Partijen zijn het er wel over eens dat de relatie tussen hen reeds jaren is verstoord en dat [verweerder] toen [verzoeker] ziek was, geen contact met hem heeft opgenomen. Een slechte ouder-kindrelatie en de daardoor ontstane twijfel over het vaderschap, zijn echter onvoldoende om te concluderen dat sprake is van een feit op grond waarvan kan worden geconcludeerd dat [verzoeker] vermoedelijk niet de biologische vader is van [verweerder] . Anders dan de man betoogd, kan uit de conclusie van conclusie van A-G mr.
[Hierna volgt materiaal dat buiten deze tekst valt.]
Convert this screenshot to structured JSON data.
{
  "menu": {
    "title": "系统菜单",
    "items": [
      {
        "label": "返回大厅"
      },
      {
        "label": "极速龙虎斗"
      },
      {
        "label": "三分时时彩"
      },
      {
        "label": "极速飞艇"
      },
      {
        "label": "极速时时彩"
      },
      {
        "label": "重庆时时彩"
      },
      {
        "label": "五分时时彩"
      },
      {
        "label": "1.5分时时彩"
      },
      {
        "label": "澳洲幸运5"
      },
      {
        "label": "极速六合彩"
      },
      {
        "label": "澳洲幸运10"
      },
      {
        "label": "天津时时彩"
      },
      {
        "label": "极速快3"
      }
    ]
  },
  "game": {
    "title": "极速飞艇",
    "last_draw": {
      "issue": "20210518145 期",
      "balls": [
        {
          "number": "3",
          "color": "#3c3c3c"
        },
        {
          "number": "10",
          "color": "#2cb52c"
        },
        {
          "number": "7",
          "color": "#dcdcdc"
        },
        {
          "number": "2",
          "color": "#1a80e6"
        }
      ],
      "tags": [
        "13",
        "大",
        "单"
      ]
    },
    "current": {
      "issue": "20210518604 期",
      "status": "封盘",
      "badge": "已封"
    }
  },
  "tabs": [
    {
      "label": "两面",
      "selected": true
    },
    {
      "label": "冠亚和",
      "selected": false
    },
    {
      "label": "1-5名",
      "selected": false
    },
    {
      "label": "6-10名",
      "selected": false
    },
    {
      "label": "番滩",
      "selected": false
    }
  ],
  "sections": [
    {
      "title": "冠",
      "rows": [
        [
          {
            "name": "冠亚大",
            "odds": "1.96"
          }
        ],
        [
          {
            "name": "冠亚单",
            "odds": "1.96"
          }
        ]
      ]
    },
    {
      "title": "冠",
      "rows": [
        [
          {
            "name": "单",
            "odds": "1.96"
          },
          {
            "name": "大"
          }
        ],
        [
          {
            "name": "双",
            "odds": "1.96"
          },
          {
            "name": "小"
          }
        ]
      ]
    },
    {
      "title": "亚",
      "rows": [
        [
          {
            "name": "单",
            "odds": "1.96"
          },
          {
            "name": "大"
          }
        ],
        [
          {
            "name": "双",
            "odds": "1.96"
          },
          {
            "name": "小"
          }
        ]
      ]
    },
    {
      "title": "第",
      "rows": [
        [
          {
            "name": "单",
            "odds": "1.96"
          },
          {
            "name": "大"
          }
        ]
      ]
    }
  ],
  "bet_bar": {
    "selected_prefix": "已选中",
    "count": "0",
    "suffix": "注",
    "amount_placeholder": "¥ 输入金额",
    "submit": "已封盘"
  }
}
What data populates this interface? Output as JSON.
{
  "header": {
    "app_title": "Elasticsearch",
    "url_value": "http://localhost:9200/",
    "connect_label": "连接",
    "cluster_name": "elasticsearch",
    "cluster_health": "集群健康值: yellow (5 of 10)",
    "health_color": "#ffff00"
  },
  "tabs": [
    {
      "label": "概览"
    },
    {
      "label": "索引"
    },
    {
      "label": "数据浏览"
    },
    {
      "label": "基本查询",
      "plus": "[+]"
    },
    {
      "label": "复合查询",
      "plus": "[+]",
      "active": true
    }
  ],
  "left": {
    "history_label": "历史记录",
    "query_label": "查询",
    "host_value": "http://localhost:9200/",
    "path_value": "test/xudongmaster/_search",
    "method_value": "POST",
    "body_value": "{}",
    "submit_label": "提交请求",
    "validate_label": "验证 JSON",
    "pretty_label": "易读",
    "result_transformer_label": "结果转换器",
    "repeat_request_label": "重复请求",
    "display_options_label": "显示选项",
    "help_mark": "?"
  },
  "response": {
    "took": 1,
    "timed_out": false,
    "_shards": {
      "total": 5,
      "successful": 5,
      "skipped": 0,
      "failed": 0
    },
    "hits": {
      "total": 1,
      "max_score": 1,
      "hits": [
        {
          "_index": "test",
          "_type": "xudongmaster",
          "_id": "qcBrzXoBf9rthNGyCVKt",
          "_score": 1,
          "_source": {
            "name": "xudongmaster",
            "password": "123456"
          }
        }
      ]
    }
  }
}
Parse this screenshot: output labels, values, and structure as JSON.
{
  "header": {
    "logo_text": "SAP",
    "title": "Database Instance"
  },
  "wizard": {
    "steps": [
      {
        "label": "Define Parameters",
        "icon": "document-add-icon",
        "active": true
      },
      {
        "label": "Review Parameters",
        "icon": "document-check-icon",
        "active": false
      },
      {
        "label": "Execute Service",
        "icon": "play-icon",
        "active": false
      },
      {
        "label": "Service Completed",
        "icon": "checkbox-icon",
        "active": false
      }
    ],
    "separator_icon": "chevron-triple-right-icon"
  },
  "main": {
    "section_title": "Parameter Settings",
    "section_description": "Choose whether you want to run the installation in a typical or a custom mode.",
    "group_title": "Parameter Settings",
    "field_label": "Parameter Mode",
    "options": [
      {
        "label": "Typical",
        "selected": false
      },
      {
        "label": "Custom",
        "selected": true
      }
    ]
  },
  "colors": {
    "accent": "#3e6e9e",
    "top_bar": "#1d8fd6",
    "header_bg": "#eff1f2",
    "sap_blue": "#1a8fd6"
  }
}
F.F. Langemeijer ECLI:NL:PHR:2008:BC1860 niet worden afgeleid dat er geen “begin van bewijs” aanwezig zou moeten zijn in deze situatie waarin de zoon reeds meerderjarig is. Ook [verweerder] heeft een belang bij het vaderschap en hij behoeft niet zonder enige onderbouwing door [verzoeker] van zijn stelling dat hij niet de vader is van [verweerder] mee te werken aan een DNA-onderzoek. Naar het oordeel van het hof dienen concrete feiten en omstandigheden te worden aangevoerd waarop het veronderstelde niet-verwekkerschap is gebaseerd. Dat sprake is van bewijsnood, zoals [verzoeker] betoogt, is naar het oordeel van het hof onvoldoende gemotiveerd onderbouwd. De enkele stelling van [verzoeker] dat de zwangerschap lang geleden heeft plaatsgevonden, is daartoe onvoldoende. Het hof volgt [verzoeker] dan ook niet in zijn stelling dat voor [verweerder] feitelijk een verzwaarde motivering geldt van zijn betwisting. Naast het belang van [verweerder] om niet onnodig en zonder enige grond in onzekerheid over zijn identiteit te hoeven verkeren, heeft het hof ook het belang van rechtszekerheid van de gemeenschap meegenomen in zijn overweging.
5.5
Het hof zal dan ook de bestreden beschikking bekrachtigen, zij het met verbetering van gronden.
5.6
Gelet op de familierechtelijke aard van de procedure zal het hof de proceskosten in hoger beroep compenseren.

6.De beslissing

Het hof, beschikkende in het hoger beroep:
bekrachtigt de beschikking van de rechtbank Rotterdam van 18 juni 2021;
compenseert de proceskosten in hoger beroep aldus dat iedere partij de eigen kosten draagt;
wijst het meer of anders verzochte af.
Deze beschikking is gegeven door mrs. P.M.A.J. Bollen, A.E. Sutorius-van Hees en H. Mollema-de Jong, bijgestaan door mr. M.J. de Klerk als griffier en is op 25 januari 2023 uitgesproken in het openbaar in tegenwoordigheid van de griffier.